C’è da stupirsi che oggi le città dell’interno continente, del Regno Unito e d’America siano sconvolte da ondate di balordi fuori controllo? Mettiamoci anche che ovunque la sinistra non solo ha costruito lo sciagurato business dell’accoglienza indiscriminata, ma quella dei potentati locali ne ha fatto un serbatoio elettorale, naturalizzarli, farli figliare per fingere di tutelarli e farsi votare. E la è una finzione, perché alla fine questi balordi restano abbandonati a loro stessi e lo sanno. Sanno anche di non essere più controllabili e lo dicono: sfidano la polizia sui social, arrivano agli stupri di massa a Capodanno, si organizzano in bande sempre più estreme e organizzate. A questo punto il vaso di Pandora è scoperchiato e nessuno potrà richiuderlo.

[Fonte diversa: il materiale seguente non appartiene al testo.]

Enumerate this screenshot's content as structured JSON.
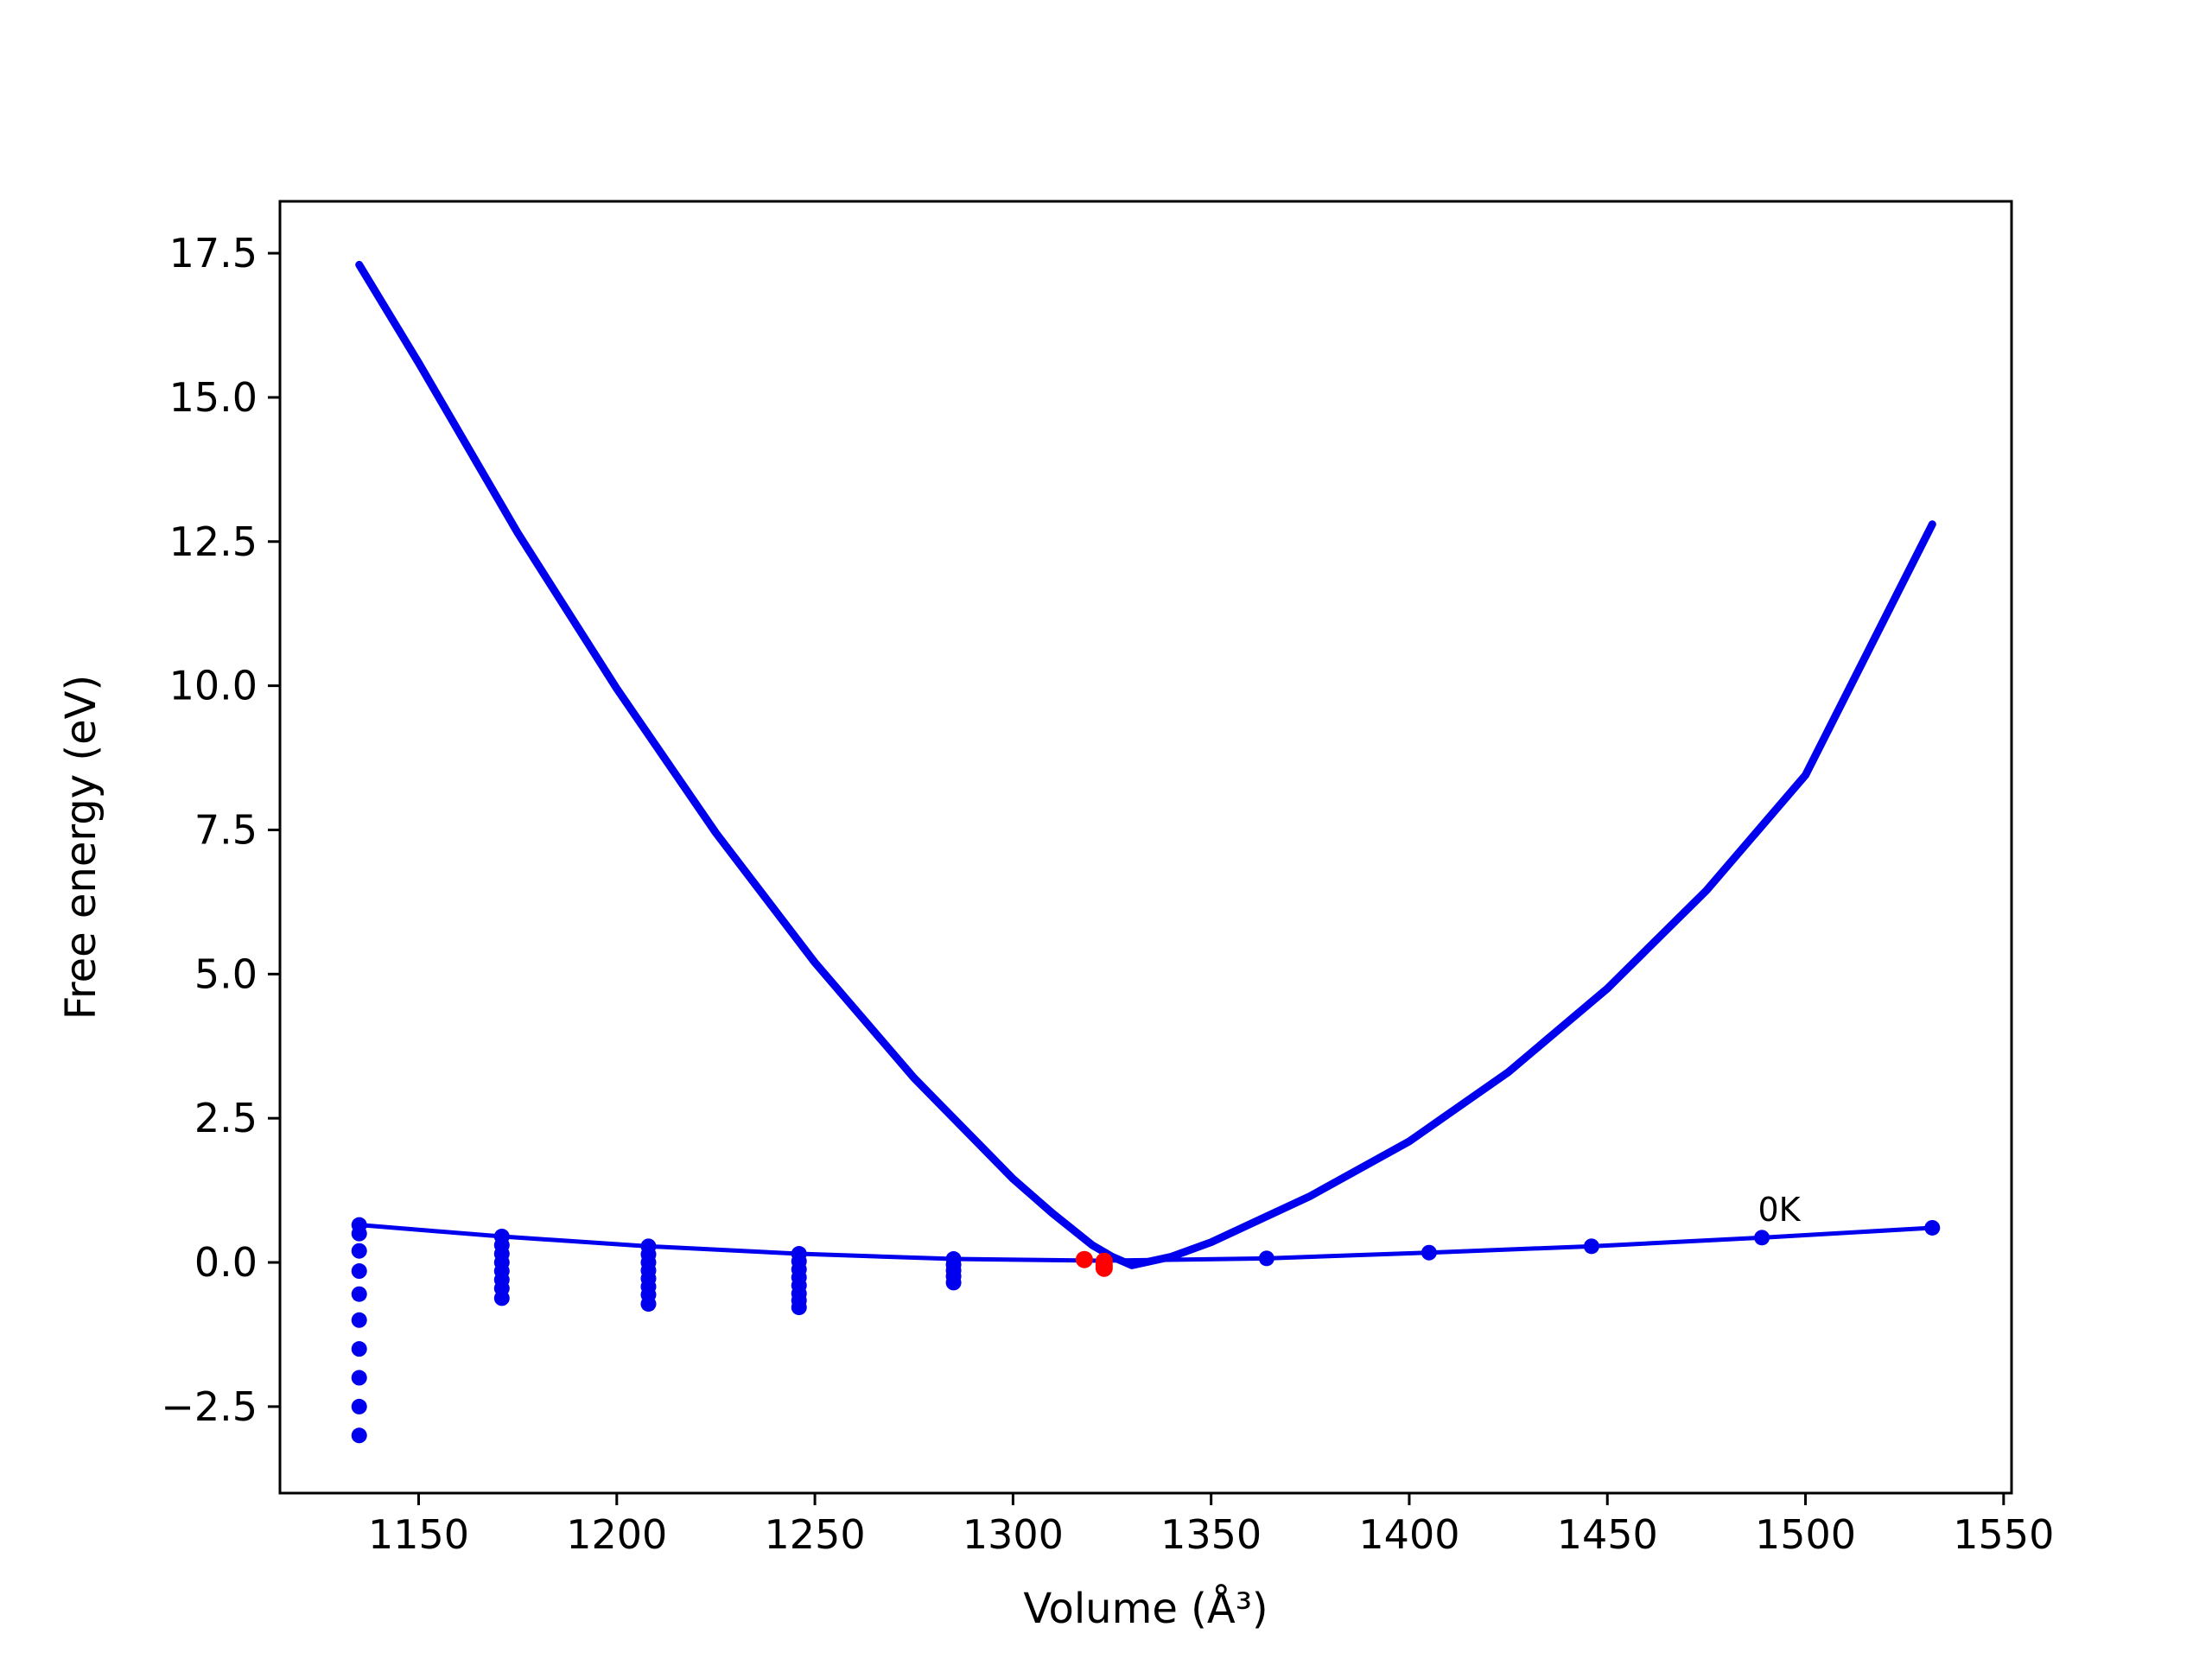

Allora che si fa? Si mette in scena l’ennesimo sconcerto sulla integrazione disintegrata, sul multiculturalismo mancato? Ma ne avvertiva Giovanni Sartori 20 anni fa: subito fatto passare per un vecchio bislacco e fascistoide. È da queste rimozioni forzate che si stratificano situazioni irrisolvibili, ma va anche riconosciuto che i grandi movimenti non possono ragionevolmente venire arrestati, tutt’al più orientati, organizzati. Ma chi ne ha voglia? Abbiamo un ministro come Lamorgese che di fatto si è arreso alla tratta umana, abbiamo Comuni e Regioni che non si azzardano a toccare i delinquenti di seconda e terza generazione, abbiamo una propaganda in funzione giornalistica che, insufflata dall’Unione Europea, proibisce di informare circa la matrice dei criminali e degli stragisti almeno fino a che sia possibile. Basti vedere i corsi di formazione dell’Ordine dei Giornalisti.

Siccome la sinistra non può ammettere di sposare il “legge e ordine” ma neanche può permettersi di assecondare ancora l’idea della connivenza criminale, se la cava accanendosi sugli indigeni, dirottando le forze dell’ordine a controllare non i focolai potenzialmente pericolosi ma gli incauti senza greenpass. Sono le “convergenze parallele”, come le chiamavano nella Prima Repubblica, per dire un orrendo grumo di opportunismi e di impotenze talmente mescolati da risultare non più distinguibili. Insomma, tutti colpevoli nessun colpevole. Poi accade che due farabutti tunisini si facciano servire un panino da una che hanno appena violentato, insieme al figlio, e tutti dicono: ah, così non si può andare avanti, in questo Paese non si può più vivere.